Manuel Borja-Villel

 

Curriculum vitae

Manuel Borja-Villel was born in Borriana in 1957 and graduated in Art History from the Faculty of Geography and History at the University of Valencia in 1980. He was a Special Student at the University of Yale in 1981/1982. He received a Fulbright grant from 1981 to 1983. He obtained a Master of Philosophy from the Department of Art History at the City University of New York in 1987. He was awarded a Kress Foundation Fellowship for Art History for 1998/1989 and he obtained a PhD from the Department of Art History at the City University of New York Graduate School in 1989.
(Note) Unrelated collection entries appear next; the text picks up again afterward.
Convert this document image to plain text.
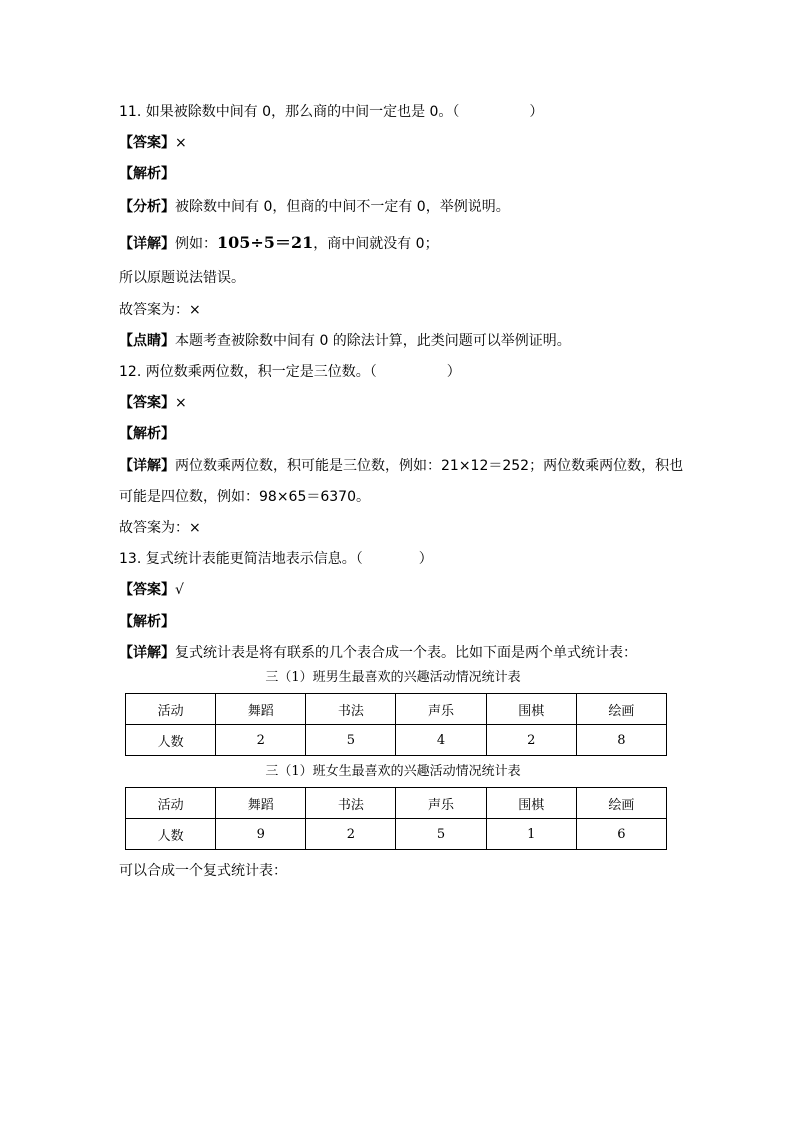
11. 如果被除数中间有 0，那么商的中间一定也是 0。（　　　　　）
【答案】×
【解析】
【分析】被除数中间有 0，但商的中间不一定有 0，举例说明。
【详解】例如：105÷5＝21，商中间就没有 0；
所以原题说法错误。
故答案为：×
【点睛】本题考查被除数中间有 0 的除法计算，此类问题可以举例证明。
12. 两位数乘两位数，积一定是三位数。（　　　　　）
【答案】×
【解析】
【详解】两位数乘两位数，积可能是三位数，例如：21×12＝252；两位数乘两位数，积也
可能是四位数，例如：98×65＝6370。
故答案为：×
13. 复式统计表能更简洁地表示信息。（　　　　）
【答案】√
【解析】
【详解】复式统计表是将有联系的几个表合成一个表。比如下面是两个单式统计表：
三（1）班男生最喜欢的兴趣活动情况统计表
活动	舞蹈	书法	声乐	围棋	绘画
人数	2	5	4	2	8
三（1）班女生最喜欢的兴趣活动情况统计表
活动	舞蹈	书法	声乐	围棋	绘画
人数	9	2	5	1	6
可以合成一个复式统计表：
He was director of the Antoni Tàpies Foundation in Barcelona from its opening in June 1990 until July 1998. At the foundation, he organized exhibitions such as “The Limits of the Museum” or “The People's City” and shows by artists such as Louise Bourgeois, Brassaï, Marcel Broodthaers, Lygia Clark, Hans Haacke or Krzysztof Wodiczko.
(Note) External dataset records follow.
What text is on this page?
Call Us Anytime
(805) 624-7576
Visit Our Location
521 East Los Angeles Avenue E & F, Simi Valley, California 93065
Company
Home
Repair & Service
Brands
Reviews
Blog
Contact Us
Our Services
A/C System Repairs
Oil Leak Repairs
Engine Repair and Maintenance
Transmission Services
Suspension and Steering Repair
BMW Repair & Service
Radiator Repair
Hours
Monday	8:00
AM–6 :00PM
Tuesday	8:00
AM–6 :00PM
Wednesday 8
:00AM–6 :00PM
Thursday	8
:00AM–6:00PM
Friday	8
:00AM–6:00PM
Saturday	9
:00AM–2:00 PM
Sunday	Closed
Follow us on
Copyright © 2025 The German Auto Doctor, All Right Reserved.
He was then director of the Museu d'Art Contemporani de Barcelona (MACBA) from July 1998 to January 2008. Highlights from among the shows he organized include those on Vito Acconci, El Lissitzky, Öyvind Fahlström, Peter Fischli & David Weiss, Robert Frank, David Goldblatt, Luis Gordillo, Raymond Hains, Richard Hamilton, William Kentridge, Perejaume, Michelangelo Pistoletto, Gerhard Richter, Martha Rosler or Antoni Tàpies. Some of the exhibitions he organized here included “Antagonisms”, “Force fields, an Essay on the Kinetic”, “Art and Utopia. Restricted Action”, “A Theater without Theater” and “Be-Bomb. The Transatlantic War of Images and All that Jazz. 1946-1956”.
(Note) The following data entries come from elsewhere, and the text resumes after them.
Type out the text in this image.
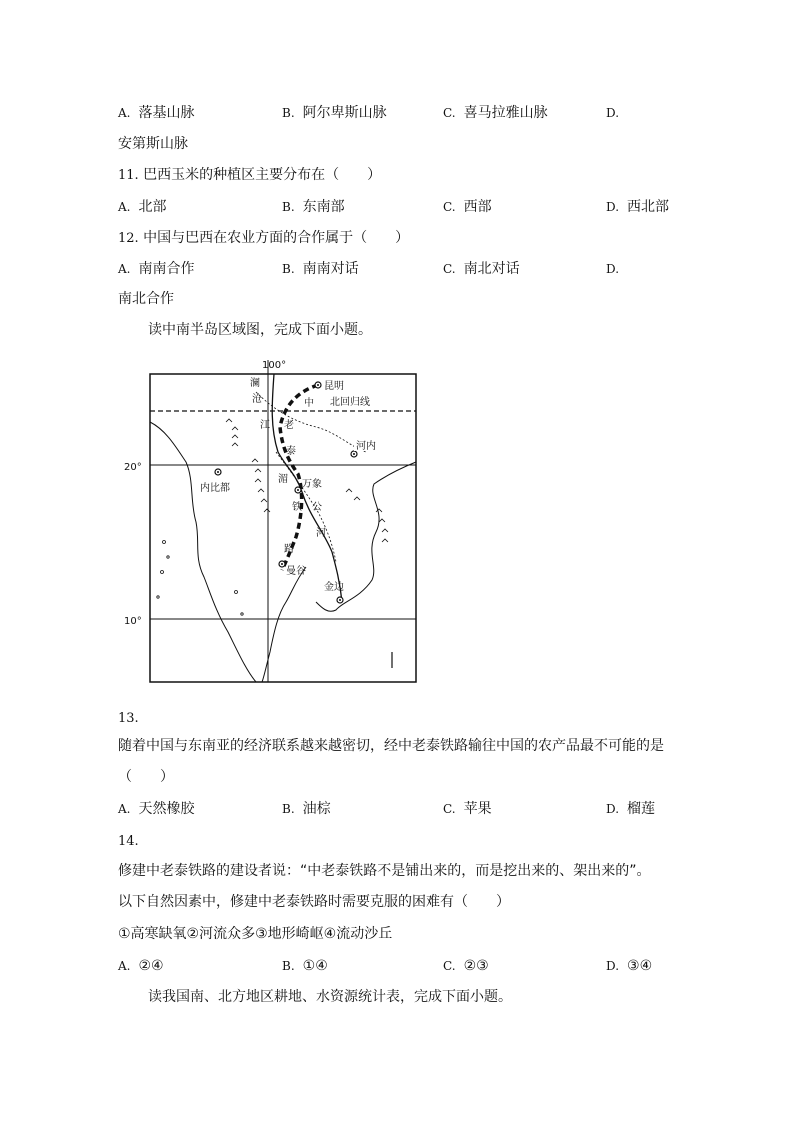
A. 落基山脉	B. 阿尔卑斯山脉	C. 喜马拉雅山脉	D.
安第斯山脉
11. 巴西玉米的种植区主要分布在（　　）
A. 北部	B. 东南部	C. 西部	D. 西北部
12. 中国与巴西在农业方面的合作属于（　　）
A. 南南合作	B. 南南对话	C. 南北对话	D.
南北合作
读中南半岛区域图，完成下面小题。
100°
20°
10°
北回归线
昆明
河内
内比都	万象
曼谷
金边
中
老
泰
铁
路
澜
沧
江
湄
公
河
13.
随着中国与东南亚的经济联系越来越密切，经中老泰铁路输往中国的农产品最不可能的是
（　　）
A. 天然橡胶	B. 油棕	C. 苹果	D. 榴莲
14.
修建中老泰铁路的建设者说：“中老泰铁路不是铺出来的，而是挖出来的、架出来的”。
以下自然因素中，修建中老泰铁路时需要克服的困难有（　　）
①高寒缺氧②河流众多③地形崎岖④流动沙丘
A. ②④	B. ①④	C. ②③	D. ③④
读我国南、北方地区耕地、水资源统计表，完成下面小题。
He has been director of the Museo Nacional Centro de Arte Reina Sofía since January 2008. Alongside research into the new forms institutions can take, an important part of his work at the Museo Reina Sofía focuses on the development and reorganization of the collection, and changing the way the works are shown. Highlights among recent exhibitions he has organized include “Pessoa. All Art Is a Form of Literature” and “Russian Dada. 1914-1924” in 2018, “Pity and Terror. Picasso's Path to Guernica” in 2017, “Marcel Broodthaers. A Retrospective”, “Territories and Fictions. Thinking a New Way of the World” in 2016, “Not Yet. On the Reinvention of Documentary and the Critique of Modernism” in 2015, and “Really Useful Knowledge” and “Playgrounds. Reinventing the Square” in 2014.